アウトからスタートし、6番から2連続バーディを奪取。2つスコアを伸ばして後半に向かったが、11番、13番、15番で3つスコアを落とした。それでも終盤に粘りを見せる。
後半16番で2メートルのバーディパットを沈めると、17番では奥のラフから約15ヤードの難しい下りアプローチを2メートルに寄せ、これを沈めてパーセーブ。最終18番パー5では、池越えの2打目をグリーン奥のバンカーに入れながらも、下りのラインを2メートルに寄せて1パットのバーディ締めとした。

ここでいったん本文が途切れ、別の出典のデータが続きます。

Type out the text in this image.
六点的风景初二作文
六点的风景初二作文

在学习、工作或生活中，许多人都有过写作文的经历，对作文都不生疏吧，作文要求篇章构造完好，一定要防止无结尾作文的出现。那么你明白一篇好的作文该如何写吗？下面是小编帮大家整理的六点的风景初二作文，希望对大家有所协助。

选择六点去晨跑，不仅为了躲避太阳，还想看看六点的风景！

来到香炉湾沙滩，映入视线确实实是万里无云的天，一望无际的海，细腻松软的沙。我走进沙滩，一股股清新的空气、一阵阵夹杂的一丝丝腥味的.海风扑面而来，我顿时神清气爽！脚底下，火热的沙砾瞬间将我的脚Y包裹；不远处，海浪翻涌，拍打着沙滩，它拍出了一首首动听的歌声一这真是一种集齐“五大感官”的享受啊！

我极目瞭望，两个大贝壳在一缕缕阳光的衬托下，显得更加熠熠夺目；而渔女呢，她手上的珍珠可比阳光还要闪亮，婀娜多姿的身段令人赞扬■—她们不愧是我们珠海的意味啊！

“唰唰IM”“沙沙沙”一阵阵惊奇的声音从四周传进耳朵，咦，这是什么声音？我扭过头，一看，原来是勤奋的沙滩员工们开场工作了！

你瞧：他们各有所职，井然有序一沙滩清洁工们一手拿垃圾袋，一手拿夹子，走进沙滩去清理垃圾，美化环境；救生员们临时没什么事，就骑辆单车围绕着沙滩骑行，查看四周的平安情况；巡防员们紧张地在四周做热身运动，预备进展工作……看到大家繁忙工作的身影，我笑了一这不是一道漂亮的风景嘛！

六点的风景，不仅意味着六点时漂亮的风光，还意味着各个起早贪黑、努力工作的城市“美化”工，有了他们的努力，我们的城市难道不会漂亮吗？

「絶対に(グリーンは)止まらないですし、ピンを狙ってはいけないと思っていたので、バンカーはオッケーというマネジメントでした」。池のすぐ先に切られた手前ピンに対して、狙い通りの攻めでスコアを伸ばしフィニッシュ。練習ラウンドから想定していた展開が、そのまま結果につながった。
上がり3ホールでは、「近いからといって入るとも限らない」という2メートル前後のシビアなパットを決め切り、確かな手応えもつかんだ。「きょうはすごくいい流れでプレーできたと思います」と振り返るように、難コースでアンダーパーにまとめた内容には納得感がにじむ。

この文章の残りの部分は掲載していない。